Adhesive and rheological properties of lightly crosslinked model acrylic networks

The viscoelastic and adhesive properties of a series of model, lightly crosslinked acrylic polymer networks have been investigated. The model networks were statistical copolymers of 2-ethyl-hexyl acrylate and acrylic acid or terpolymers of 2-ethyl-hexyl acrylate, acrylic acid, and stearyl acrylate synthesized in solution. All were lightly crosslinked after the polymerization was completed to obtain typical properties of pressure-sensitive adhesives. The bulk rheological properties of the networks were characterized by dynamical mechanical spectroscopy and in uniaxial extension.
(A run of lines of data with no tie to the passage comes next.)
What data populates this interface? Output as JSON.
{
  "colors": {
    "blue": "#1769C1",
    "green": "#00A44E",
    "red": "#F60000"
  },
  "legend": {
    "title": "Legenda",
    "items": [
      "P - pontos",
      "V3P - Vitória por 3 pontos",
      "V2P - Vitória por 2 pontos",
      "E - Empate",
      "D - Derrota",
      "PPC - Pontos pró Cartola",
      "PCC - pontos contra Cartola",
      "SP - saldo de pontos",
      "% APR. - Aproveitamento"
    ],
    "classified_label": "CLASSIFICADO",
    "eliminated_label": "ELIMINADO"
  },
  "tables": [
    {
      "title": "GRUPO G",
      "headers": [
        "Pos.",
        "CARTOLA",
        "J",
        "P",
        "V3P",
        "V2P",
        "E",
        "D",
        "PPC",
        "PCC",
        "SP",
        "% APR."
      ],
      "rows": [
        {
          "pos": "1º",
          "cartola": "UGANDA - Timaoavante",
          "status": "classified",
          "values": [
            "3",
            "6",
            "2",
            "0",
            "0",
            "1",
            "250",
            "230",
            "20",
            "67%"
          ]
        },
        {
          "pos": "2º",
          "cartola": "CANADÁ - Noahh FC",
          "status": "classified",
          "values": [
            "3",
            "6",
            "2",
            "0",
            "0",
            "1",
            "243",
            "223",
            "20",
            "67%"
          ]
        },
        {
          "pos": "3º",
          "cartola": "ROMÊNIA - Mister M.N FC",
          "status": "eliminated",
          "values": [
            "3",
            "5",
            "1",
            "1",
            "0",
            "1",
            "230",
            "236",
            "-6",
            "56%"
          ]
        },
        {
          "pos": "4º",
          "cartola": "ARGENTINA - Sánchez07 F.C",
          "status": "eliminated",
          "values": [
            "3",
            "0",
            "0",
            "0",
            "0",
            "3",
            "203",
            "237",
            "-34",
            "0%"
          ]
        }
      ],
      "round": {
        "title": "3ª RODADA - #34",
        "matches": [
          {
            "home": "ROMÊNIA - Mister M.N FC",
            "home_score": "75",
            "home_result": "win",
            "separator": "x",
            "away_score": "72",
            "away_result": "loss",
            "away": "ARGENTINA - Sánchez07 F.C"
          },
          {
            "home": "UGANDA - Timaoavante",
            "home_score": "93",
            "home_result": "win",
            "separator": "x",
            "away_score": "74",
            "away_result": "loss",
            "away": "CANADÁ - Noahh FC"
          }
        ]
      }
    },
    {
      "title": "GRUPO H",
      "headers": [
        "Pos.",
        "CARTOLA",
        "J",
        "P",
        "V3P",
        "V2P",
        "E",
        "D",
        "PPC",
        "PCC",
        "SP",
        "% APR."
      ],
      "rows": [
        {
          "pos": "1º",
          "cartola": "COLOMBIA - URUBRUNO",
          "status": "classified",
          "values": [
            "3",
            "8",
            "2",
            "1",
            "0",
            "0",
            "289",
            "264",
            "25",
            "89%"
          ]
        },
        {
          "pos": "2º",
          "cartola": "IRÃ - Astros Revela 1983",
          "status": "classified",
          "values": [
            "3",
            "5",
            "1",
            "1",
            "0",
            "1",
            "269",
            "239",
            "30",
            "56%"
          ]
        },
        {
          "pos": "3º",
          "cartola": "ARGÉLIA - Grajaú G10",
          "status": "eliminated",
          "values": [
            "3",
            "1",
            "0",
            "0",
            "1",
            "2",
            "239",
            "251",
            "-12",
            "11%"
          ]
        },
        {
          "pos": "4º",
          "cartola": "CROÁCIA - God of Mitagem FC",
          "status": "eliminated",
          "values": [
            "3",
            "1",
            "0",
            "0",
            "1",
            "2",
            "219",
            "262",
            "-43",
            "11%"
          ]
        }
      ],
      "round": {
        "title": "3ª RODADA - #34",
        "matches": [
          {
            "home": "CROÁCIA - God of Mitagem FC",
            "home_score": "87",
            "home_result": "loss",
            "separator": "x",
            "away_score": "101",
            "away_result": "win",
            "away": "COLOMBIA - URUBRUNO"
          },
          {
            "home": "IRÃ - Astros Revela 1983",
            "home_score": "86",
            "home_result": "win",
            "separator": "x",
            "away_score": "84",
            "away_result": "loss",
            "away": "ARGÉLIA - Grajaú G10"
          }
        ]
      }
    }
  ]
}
Their adhesive properties were tested with an instrumented probe tester fitted with a cylindrical steel probe. The presence of acrylic acid in the copolymer caused an increase in both elastic modulus and resistance to interfacial crack propagation characterized by the critical energy-release rate G(c) and the incorporation of stearyl acrylate caused a decrease in both modulus and G(c). In both cases, however, the modification of G(c) controlled the overall behavior. The analysis of the nonlinear elastic properties of the adhesives with the Mooney - Rivlin model provided new insights on the role played by the ratio between entanglements and crosslink points in controlling the formation and extension of the bridging fibrils observed upon debonding.